The most difficult thing to do is accept that there is nothing wrong with things you don't like and accept that people can like things you don't.
That doesn't work in WoW, mechanics that require very quick reaction times fall apart once you realize that some classes are infinitely better at dealing with them and that the game just isn't built to update player positions etc as quickly as would be required. And the entire point of WoW raids is that you eventually learn the patterns. Even Hans & Franz in BRF wasn't a quick reaction time boss, it was learning the "dance" and doing it correctly. The mythic mechanic was literally the opposite of a reaction time mechanic, it was a planned, methodical dance.
And again, you claimed you want to be able to kill those bosses with people dead. So not only do you want DPS checks gone, you want people to be allowed to fuck up the one thing that remains (mechanics) and still kill the boss. It's absurd.
Last edited by Tradu; 2021-05-29 at 10:58 AM.
wow is atm glorified excell spreadsheet thats what it is .
anything not meta not bis ? complete garbage you cannot get anywhere because of how crazy overtuned game is in every single aspec
no wonder people give up on retail and swap to much easier versions - classic and tbc
people enjoy easy games that anyone can play - retail does not provide this atm sadly
Retail is not overtuned. There's plenty of difficulties for all skill levels, people just refuse to accept that their skill level isn't enough to clear the hardest content and get the best loot. You're right about Classic, though. It's so easy that anybody can clear the hardest content and get the best loot, so if that's what people want, it's the game for them.
Yes, and this means the game is fundamentally doomed.
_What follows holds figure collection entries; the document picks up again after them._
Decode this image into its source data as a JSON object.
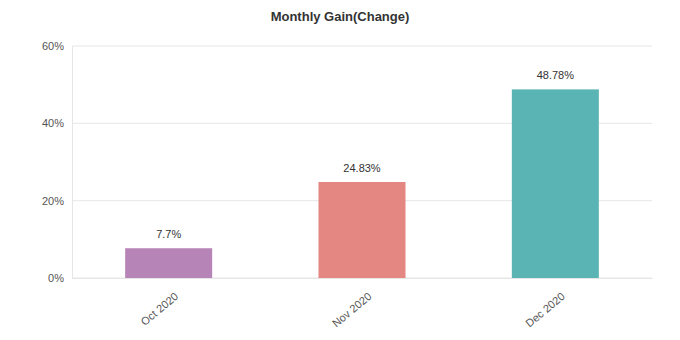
{
  "chart_data": {
    "type": "bar",
    "title": "Monthly Gain(Change)",
    "categories": [
      "Oct 2020",
      "Nov 2020",
      "Dec 2020"
    ],
    "values": [
      7.7,
      24.83,
      48.78
    ],
    "value_labels": [
      "7.7%",
      "24.83%",
      "48.78%"
    ],
    "colors": [
      "#b784b7",
      "#e48782",
      "#5ab4b4"
    ],
    "ylim": [
      0,
      60
    ],
    "yticks": [
      {
        "value": 0,
        "label": "0%"
      },
      {
        "value": 20,
        "label": "20%"
      },
      {
        "value": 40,
        "label": "40%"
      },
      {
        "value": 60,
        "label": "60%"
      }
    ],
    "grid": true,
    "data_labels": true
  }
}
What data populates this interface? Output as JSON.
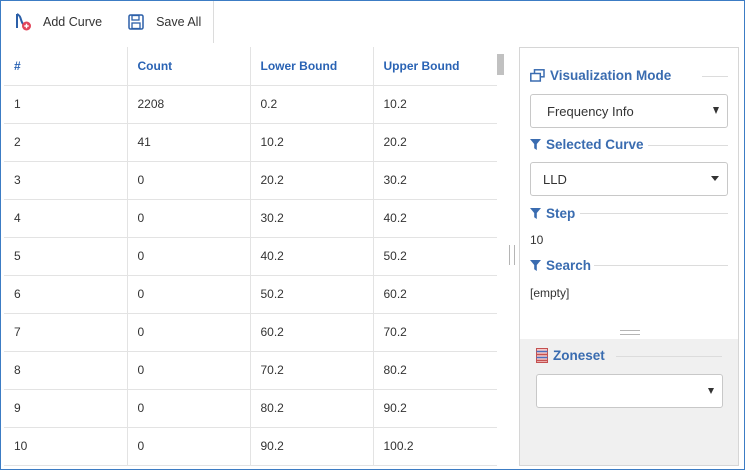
{
  "toolbar": {
    "add_curve": {
      "label": "Add Curve",
      "icon": "add-curve-icon"
    },
    "save_all": {
      "label": "Save All",
      "icon": "save-icon"
    }
  },
  "table": {
    "columns": [
      "#",
      "Count",
      "Lower Bound",
      "Upper Bound"
    ],
    "rows": [
      [
        "1",
        "2208",
        "0.2",
        "10.2"
      ],
      [
        "2",
        "41",
        "10.2",
        "20.2"
      ],
      [
        "3",
        "0",
        "20.2",
        "30.2"
      ],
      [
        "4",
        "0",
        "30.2",
        "40.2"
      ],
      [
        "5",
        "0",
        "40.2",
        "50.2"
      ],
      [
        "6",
        "0",
        "50.2",
        "60.2"
      ],
      [
        "7",
        "0",
        "60.2",
        "70.2"
      ],
      [
        "8",
        "0",
        "70.2",
        "80.2"
      ],
      [
        "9",
        "0",
        "80.2",
        "90.2"
      ],
      [
        "10",
        "0",
        "90.2",
        "100.2"
      ]
    ]
  },
  "panel": {
    "visualization_mode": {
      "title": "Visualization Mode",
      "value": "Frequency Info",
      "icon": "window-restore-icon"
    },
    "selected_curve": {
      "title": "Selected Curve",
      "value": "LLD",
      "icon": "filter-icon"
    },
    "step": {
      "title": "Step",
      "value": "10",
      "icon": "filter-icon"
    },
    "search": {
      "title": "Search",
      "value": "[empty]",
      "icon": "filter-icon"
    },
    "zoneset": {
      "title": "Zoneset",
      "value": "",
      "icon": "zoneset-icon"
    }
  },
  "colors": {
    "accent": "#3a6cb0",
    "header_text": "#2a63b4",
    "frame": "#3c7cc4",
    "zone_bg": "#f0f0f0"
  }
}
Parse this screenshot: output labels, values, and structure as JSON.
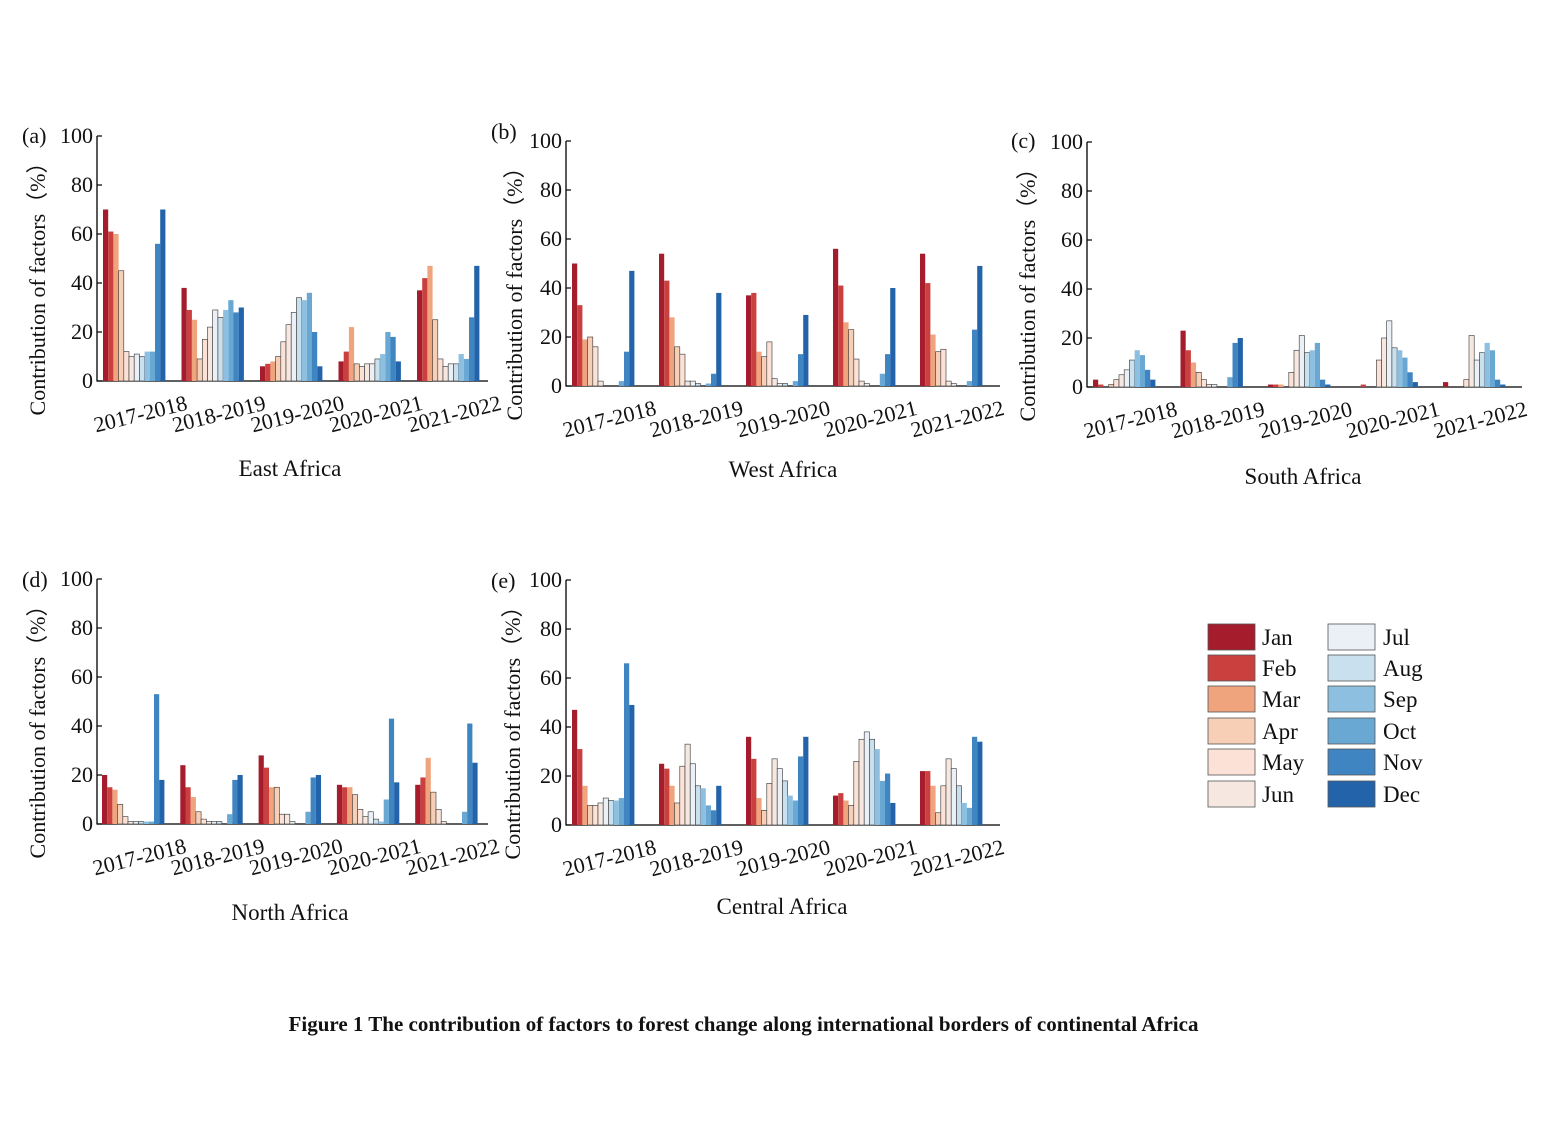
{
  "figure": {
    "caption": "Figure 1  The contribution of factors to forest change along international borders of continental Africa"
  },
  "legend": {
    "months": [
      "Jan",
      "Feb",
      "Mar",
      "Apr",
      "May",
      "Jun",
      "Jul",
      "Aug",
      "Sep",
      "Oct",
      "Nov",
      "Dec"
    ],
    "colors": [
      "#a51c2d",
      "#c9403f",
      "#efa47e",
      "#f7cfb6",
      "#fbe1d6",
      "#f6e8e1",
      "#eaf0f5",
      "#c9e0ee",
      "#8dc0e0",
      "#6aa8d4",
      "#3e85c2",
      "#2363a9"
    ]
  },
  "chart_data": [
    {
      "type": "bar",
      "panel_label": "(a)",
      "name": "East Africa",
      "ylabel": "Contribution of factors（%）",
      "ylim": [
        0,
        100
      ],
      "yticks": [
        "0",
        "20",
        "40",
        "60",
        "80",
        "100"
      ],
      "categories": [
        "2017-2018",
        "2018-2019",
        "2019-2020",
        "2020-2021",
        "2021-2022"
      ],
      "series": [
        {
          "values": [
            70,
            38,
            6,
            8,
            37
          ]
        },
        {
          "values": [
            61,
            29,
            7,
            12,
            42
          ]
        },
        {
          "values": [
            60,
            25,
            8,
            22,
            47
          ]
        },
        {
          "values": [
            45,
            9,
            10,
            7,
            25
          ]
        },
        {
          "values": [
            12,
            17,
            16,
            6,
            9
          ]
        },
        {
          "values": [
            10,
            22,
            23,
            7,
            6
          ]
        },
        {
          "values": [
            11,
            29,
            28,
            7,
            7
          ]
        },
        {
          "values": [
            10,
            26,
            34,
            9,
            7
          ]
        },
        {
          "values": [
            12,
            29,
            33,
            11,
            11
          ]
        },
        {
          "values": [
            12,
            33,
            36,
            20,
            9
          ]
        },
        {
          "values": [
            56,
            28,
            20,
            18,
            26
          ]
        },
        {
          "values": [
            70,
            30,
            6,
            8,
            47
          ]
        }
      ]
    },
    {
      "type": "bar",
      "panel_label": "(b)",
      "name": "West Africa",
      "ylabel": "Contribution of factors（%）",
      "ylim": [
        0,
        100
      ],
      "yticks": [
        "0",
        "20",
        "40",
        "60",
        "80",
        "100"
      ],
      "categories": [
        "2017-2018",
        "2018-2019",
        "2019-2020",
        "2020-2021",
        "2021-2022"
      ],
      "series": [
        {
          "values": [
            50,
            54,
            37,
            56,
            54
          ]
        },
        {
          "values": [
            33,
            43,
            38,
            41,
            42
          ]
        },
        {
          "values": [
            19,
            28,
            14,
            26,
            21
          ]
        },
        {
          "values": [
            20,
            16,
            12,
            23,
            14
          ]
        },
        {
          "values": [
            16,
            13,
            18,
            11,
            15
          ]
        },
        {
          "values": [
            2,
            2,
            3,
            2,
            2
          ]
        },
        {
          "values": [
            0,
            2,
            1,
            1,
            1
          ]
        },
        {
          "values": [
            0,
            1,
            1,
            0,
            0
          ]
        },
        {
          "values": [
            0,
            0,
            0,
            0,
            0
          ]
        },
        {
          "values": [
            2,
            1,
            2,
            5,
            2
          ]
        },
        {
          "values": [
            14,
            5,
            13,
            13,
            23
          ]
        },
        {
          "values": [
            47,
            38,
            29,
            40,
            49
          ]
        }
      ]
    },
    {
      "type": "bar",
      "panel_label": "(c)",
      "name": "South Africa",
      "ylabel": "Contribution of factors（%）",
      "ylim": [
        0,
        100
      ],
      "yticks": [
        "0",
        "20",
        "40",
        "60",
        "80",
        "100"
      ],
      "categories": [
        "2017-2018",
        "2018-2019",
        "2019-2020",
        "2020-2021",
        "2021-2022"
      ],
      "series": [
        {
          "values": [
            3,
            23,
            1,
            0,
            2
          ]
        },
        {
          "values": [
            1,
            15,
            1,
            1,
            0
          ]
        },
        {
          "values": [
            0,
            10,
            1,
            0,
            0
          ]
        },
        {
          "values": [
            1,
            6,
            0,
            0,
            0
          ]
        },
        {
          "values": [
            3,
            3,
            6,
            11,
            3
          ]
        },
        {
          "values": [
            5,
            1,
            15,
            20,
            21
          ]
        },
        {
          "values": [
            7,
            1,
            21,
            27,
            11
          ]
        },
        {
          "values": [
            11,
            0,
            14,
            16,
            14
          ]
        },
        {
          "values": [
            15,
            0,
            15,
            15,
            18
          ]
        },
        {
          "values": [
            13,
            4,
            18,
            12,
            15
          ]
        },
        {
          "values": [
            7,
            18,
            3,
            6,
            3
          ]
        },
        {
          "values": [
            3,
            20,
            1,
            2,
            1
          ]
        }
      ]
    },
    {
      "type": "bar",
      "panel_label": "(d)",
      "name": "North Africa",
      "ylabel": "Contribution of factors（%）",
      "ylim": [
        0,
        100
      ],
      "yticks": [
        "0",
        "20",
        "40",
        "60",
        "80",
        "100"
      ],
      "categories": [
        "2017-2018",
        "2018-2019",
        "2019-2020",
        "2020-2021",
        "2021-2022"
      ],
      "series": [
        {
          "values": [
            20,
            24,
            28,
            16,
            16
          ]
        },
        {
          "values": [
            15,
            15,
            23,
            15,
            19
          ]
        },
        {
          "values": [
            14,
            11,
            15,
            15,
            27
          ]
        },
        {
          "values": [
            8,
            5,
            15,
            12,
            13
          ]
        },
        {
          "values": [
            3,
            2,
            4,
            6,
            6
          ]
        },
        {
          "values": [
            1,
            1,
            4,
            3,
            1
          ]
        },
        {
          "values": [
            1,
            1,
            1,
            5,
            0
          ]
        },
        {
          "values": [
            1,
            1,
            0,
            2,
            0
          ]
        },
        {
          "values": [
            1,
            0,
            0,
            1,
            0
          ]
        },
        {
          "values": [
            1,
            4,
            5,
            10,
            5
          ]
        },
        {
          "values": [
            53,
            18,
            19,
            43,
            41
          ]
        },
        {
          "values": [
            18,
            20,
            20,
            17,
            25
          ]
        }
      ]
    },
    {
      "type": "bar",
      "panel_label": "(e)",
      "name": "Central Africa",
      "ylabel": "Contribution of factors（%）",
      "ylim": [
        0,
        100
      ],
      "yticks": [
        "0",
        "20",
        "40",
        "60",
        "80",
        "100"
      ],
      "categories": [
        "2017-2018",
        "2018-2019",
        "2019-2020",
        "2020-2021",
        "2021-2022"
      ],
      "series": [
        {
          "values": [
            47,
            25,
            36,
            12,
            22
          ]
        },
        {
          "values": [
            31,
            23,
            27,
            13,
            22
          ]
        },
        {
          "values": [
            16,
            16,
            11,
            10,
            16
          ]
        },
        {
          "values": [
            8,
            9,
            6,
            8,
            5
          ]
        },
        {
          "values": [
            8,
            24,
            17,
            26,
            16
          ]
        },
        {
          "values": [
            9,
            33,
            27,
            35,
            27
          ]
        },
        {
          "values": [
            11,
            25,
            23,
            38,
            23
          ]
        },
        {
          "values": [
            10,
            16,
            18,
            35,
            16
          ]
        },
        {
          "values": [
            10,
            15,
            12,
            31,
            9
          ]
        },
        {
          "values": [
            11,
            8,
            10,
            18,
            7
          ]
        },
        {
          "values": [
            66,
            6,
            28,
            21,
            36
          ]
        },
        {
          "values": [
            49,
            16,
            36,
            9,
            34
          ]
        }
      ]
    }
  ]
}
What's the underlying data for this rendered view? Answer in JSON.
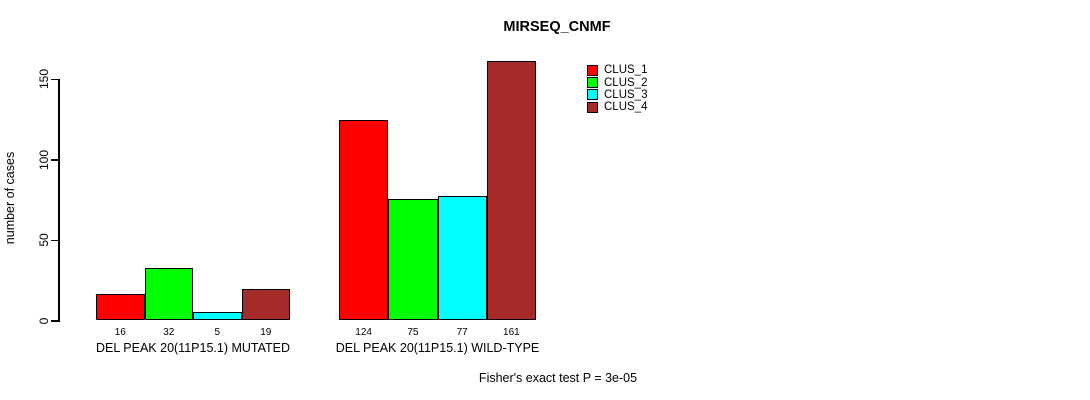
{
  "title": "MIRSEQ_CNMF",
  "chart_data": {
    "type": "bar",
    "title": "MIRSEQ_CNMF",
    "xlabel": "",
    "ylabel": "number of cases",
    "ylim": [
      0,
      150
    ],
    "yticks": [
      0,
      50,
      100,
      150
    ],
    "grid": false,
    "categories": [
      "DEL PEAK 20(11P15.1) MUTATED",
      "DEL PEAK 20(11P15.1) WILD-TYPE"
    ],
    "series": [
      {
        "name": "CLUS_1",
        "color": "#FF0000",
        "values": [
          16,
          124
        ]
      },
      {
        "name": "CLUS_2",
        "color": "#00FF00",
        "values": [
          32,
          75
        ]
      },
      {
        "name": "CLUS_3",
        "color": "#00FFFF",
        "values": [
          5,
          77
        ]
      },
      {
        "name": "CLUS_4",
        "color": "#A52A2A",
        "values": [
          19,
          161
        ]
      }
    ],
    "bar_value_labels": [
      [
        "16",
        "32",
        "5",
        "19"
      ],
      [
        "124",
        "75",
        "77",
        "161"
      ]
    ],
    "legend": [
      "CLUS_1",
      "CLUS_2",
      "CLUS_3",
      "CLUS_4"
    ],
    "legend_position": "upper-center-right",
    "annotation": "Fisher's exact test P = 3e-05"
  }
}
It means that in each expansion, the lower segment of the player population doesn't get anything of value, and so will tend to leave. Unless the game is attracting sufficiently many new suckers to replace them, the game will bleed out over time, eating itself alive.
Musical Chairs Online is not a sustainable design, even if everyone tries their best to git gud.
"There is a pervasive myth that making content hard will induce players to rise to the occasion. We find the opposite. " -- Ghostcrawler
"The bit about hardcore players not always caring about the long term interests of the game is spot on." -- Ghostcrawler
"Do you want a game with no casuals so about 500 players?"
A lot of people try to say FFXIV is all baby levels of difficulty until Extreme, but that is just false or coming from people running Mythic in WoW. WoW will probably always have the hardest in terms of raiding, that is what it is good at. But FFXIV is far better at being very clear and telegraphing mechanics. I can go into a fight without knowing it and pick it up pretty quick. WoW there are mechanics that will kill you that will not be shown (or vaguely, the "swirls" compared to FFXIV telegraphs are laughable when it comes to clarity) so you have to do research before every fight otherwise you can end up getting domed pretty quick.
FFXIV's fights require alot preperation at the top end as well, some would even go as far as calling it a dance that needs to be memorized to a T. I think the biggest difference is that FFXIV has no addons, hence the telegraphs are better and more predictable, where WoW is in a constant arms race with addons by throwing more and more overlapping random stuff at you, that can only be handled by addons.
You are welcome, Metzen. I hope you won't fuck up my underground expansion idea.